I found your blog via YACF and have been working my way through all the old posts. There’s something I’d like to say about almost every entry, but I’ll restrict myself to three:
Why the jump from November 2008 to October 2009?
You comment on the implications of calling yourself “chick” and “messenger”. Way back in the early ’90s I worked for a couple of years as motorcycle courier (not in London). Or perhaps I was a dispatch rider, but certainly not a messenger. Interesting that cycle messengers are also known as couriers, but never as dispatch riders, and seem to prefer the term messenger. To me, dispatch rider sounds military, courier implies that you are accompanying something (or possibly someone!) of value, while messenger suggests “errand boy (or girl, of course)”. And vans – well, they just have drivers. How did these collocatins arise? As your writing is thoughtful and intelligent, I’d be interested to read your views.
Finally, working conditions. These seem to have become a lot tougher since I was on motorbikes. Back then, although the Xda had yet to be invented and even mobile phones were an expensive rarity, (and out in the sticks we didn’t even use radios – so many of our jobs were long distance that they would have been pointless), we also didn’t have to “rent” uniforms or bags. Several of us did have company motorbikes for which we paid a small rent, but the owner paid the MoT, road tax and repairs, leaving us responsible for just insurance (which was quite cheap back then) and fuel. Perhaps most importantly, we took about 75% of the price of each job.
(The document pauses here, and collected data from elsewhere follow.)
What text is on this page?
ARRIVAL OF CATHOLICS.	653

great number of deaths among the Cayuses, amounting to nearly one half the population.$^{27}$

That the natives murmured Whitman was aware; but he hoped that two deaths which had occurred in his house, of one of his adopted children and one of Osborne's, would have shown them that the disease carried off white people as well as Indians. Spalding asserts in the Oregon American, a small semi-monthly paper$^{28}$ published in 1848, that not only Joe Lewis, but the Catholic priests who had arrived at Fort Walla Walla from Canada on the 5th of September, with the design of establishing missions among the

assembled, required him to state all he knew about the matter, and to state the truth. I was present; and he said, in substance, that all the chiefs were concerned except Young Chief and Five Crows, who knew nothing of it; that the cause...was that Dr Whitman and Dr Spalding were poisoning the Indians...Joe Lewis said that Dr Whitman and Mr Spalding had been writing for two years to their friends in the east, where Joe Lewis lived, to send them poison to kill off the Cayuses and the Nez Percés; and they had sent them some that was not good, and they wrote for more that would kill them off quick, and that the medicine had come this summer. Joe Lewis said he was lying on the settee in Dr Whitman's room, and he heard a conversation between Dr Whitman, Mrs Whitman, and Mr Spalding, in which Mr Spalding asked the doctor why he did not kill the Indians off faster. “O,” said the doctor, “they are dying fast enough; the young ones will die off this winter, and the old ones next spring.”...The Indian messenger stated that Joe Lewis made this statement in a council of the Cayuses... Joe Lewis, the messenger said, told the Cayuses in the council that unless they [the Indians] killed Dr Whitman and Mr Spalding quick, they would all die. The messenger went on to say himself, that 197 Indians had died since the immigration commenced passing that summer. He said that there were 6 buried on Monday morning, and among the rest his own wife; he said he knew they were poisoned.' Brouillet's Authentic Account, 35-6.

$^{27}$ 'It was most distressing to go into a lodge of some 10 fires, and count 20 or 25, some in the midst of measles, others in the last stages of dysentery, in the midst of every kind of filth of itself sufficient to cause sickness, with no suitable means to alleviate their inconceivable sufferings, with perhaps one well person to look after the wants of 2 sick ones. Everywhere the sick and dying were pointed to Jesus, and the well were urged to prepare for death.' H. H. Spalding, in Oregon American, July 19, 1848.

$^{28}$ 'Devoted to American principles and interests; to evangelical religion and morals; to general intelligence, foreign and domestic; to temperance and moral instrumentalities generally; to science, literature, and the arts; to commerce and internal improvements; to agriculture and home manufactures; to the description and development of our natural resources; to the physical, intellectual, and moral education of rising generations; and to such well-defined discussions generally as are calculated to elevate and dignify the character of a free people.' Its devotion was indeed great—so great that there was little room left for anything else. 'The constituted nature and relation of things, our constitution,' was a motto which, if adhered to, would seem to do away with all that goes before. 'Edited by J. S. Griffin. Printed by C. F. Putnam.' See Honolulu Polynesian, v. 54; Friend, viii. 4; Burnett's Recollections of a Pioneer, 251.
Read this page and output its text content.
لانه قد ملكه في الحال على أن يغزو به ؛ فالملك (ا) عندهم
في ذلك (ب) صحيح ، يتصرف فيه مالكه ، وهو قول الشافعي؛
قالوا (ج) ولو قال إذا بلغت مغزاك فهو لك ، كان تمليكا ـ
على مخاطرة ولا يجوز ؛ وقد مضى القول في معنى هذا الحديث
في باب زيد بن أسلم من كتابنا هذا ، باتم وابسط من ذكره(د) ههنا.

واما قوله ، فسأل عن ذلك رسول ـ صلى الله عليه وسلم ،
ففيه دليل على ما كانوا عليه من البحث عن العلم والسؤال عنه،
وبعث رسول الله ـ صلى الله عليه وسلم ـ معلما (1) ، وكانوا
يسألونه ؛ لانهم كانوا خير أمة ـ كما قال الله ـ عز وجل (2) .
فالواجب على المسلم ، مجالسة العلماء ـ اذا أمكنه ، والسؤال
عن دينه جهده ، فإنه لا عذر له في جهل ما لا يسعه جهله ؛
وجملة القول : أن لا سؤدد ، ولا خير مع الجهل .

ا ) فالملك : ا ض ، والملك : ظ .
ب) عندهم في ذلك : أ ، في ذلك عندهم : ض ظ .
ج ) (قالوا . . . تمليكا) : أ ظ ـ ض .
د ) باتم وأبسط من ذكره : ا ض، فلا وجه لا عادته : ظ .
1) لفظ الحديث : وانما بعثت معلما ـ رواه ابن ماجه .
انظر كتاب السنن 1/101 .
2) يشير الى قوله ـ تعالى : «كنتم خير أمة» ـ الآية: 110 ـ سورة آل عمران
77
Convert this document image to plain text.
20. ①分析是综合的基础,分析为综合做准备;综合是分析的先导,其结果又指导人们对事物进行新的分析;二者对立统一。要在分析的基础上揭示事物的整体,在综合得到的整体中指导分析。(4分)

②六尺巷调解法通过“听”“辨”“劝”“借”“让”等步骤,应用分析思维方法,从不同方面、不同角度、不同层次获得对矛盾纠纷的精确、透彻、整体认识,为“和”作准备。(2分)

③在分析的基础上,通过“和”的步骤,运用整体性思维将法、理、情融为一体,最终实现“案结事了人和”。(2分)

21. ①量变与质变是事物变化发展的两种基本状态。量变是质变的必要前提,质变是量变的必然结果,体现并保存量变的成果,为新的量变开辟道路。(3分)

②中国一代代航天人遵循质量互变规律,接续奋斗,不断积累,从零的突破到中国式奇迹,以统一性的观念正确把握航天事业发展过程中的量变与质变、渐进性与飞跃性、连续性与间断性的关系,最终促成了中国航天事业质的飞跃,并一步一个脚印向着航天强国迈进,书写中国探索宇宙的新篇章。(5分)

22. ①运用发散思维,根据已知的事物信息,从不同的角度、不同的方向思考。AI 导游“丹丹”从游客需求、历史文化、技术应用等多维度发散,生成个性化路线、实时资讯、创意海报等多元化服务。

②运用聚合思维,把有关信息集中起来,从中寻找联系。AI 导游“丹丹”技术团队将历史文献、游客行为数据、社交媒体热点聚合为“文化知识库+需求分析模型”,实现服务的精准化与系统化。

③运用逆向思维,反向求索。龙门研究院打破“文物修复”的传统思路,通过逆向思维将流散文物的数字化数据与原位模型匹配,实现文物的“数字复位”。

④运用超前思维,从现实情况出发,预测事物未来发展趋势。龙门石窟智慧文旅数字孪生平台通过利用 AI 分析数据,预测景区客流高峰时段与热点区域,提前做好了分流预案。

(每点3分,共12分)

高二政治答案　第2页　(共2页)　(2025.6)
A brief response, as I’m tired and in need of dinner:
1. I set this up shortly after I started couriering, but it took me a long time to get round to actually writing anything. I think this was probably because I was completely knackered for the first few months, and couldn’t string a sentence together after 7pm.
2. I think ‘messenger’ and ‘courier’ are pretty interchangeable, with the former being slightly more American. I think ‘messenger’ sounds a bit more romantic, and I like its other connotations (i.e. it has a more abstract sense than just ‘the girl who delivers your packages’), but I’m more often referred to as a ‘courier’, by myself and others. ‘Dispatch rider’ sounds slightly archaic to me (so we’d have to ask the old-timers), and I’ve a feeling it might be slightly derogatory – at least, Carl from Condor called me it once or twice before we made friends. (He’s a patronizing git till you get to know him. Actually, he remains a patronizing git once you’ve got to know him, but you start to view it more affectionately after a while.) And incidentally, it appears that to most members of the public ‘courier’ means ‘bloke on motorbike’ – they’re often rather surprised when a girl on a pushbike turns up.
[That’s an off-top-of-head response. Ask again if I’ve missed anything, like the point…]
3. Working conditions – you lucky bastard. Every time someone tells me one of these ‘good old days’ stories, a little bit more of my self-respect dies.
…and please do comment on other entries, if you have things to say! Having conversations on this thing is one of my favourite forms of procrastination. :)
I wasn’t sure whether a reply to something you wrote a couple of years ago would even be noticed, let alone taken notice of. But if it will, then great! Could keep me busy…
As for the working conditions, don’t be too envious. Even back then we earned very little and the main attraction was being (to an extent) your own boss, getting out and about, and… the opportunity to be lazy now and again! It may have been different in London though.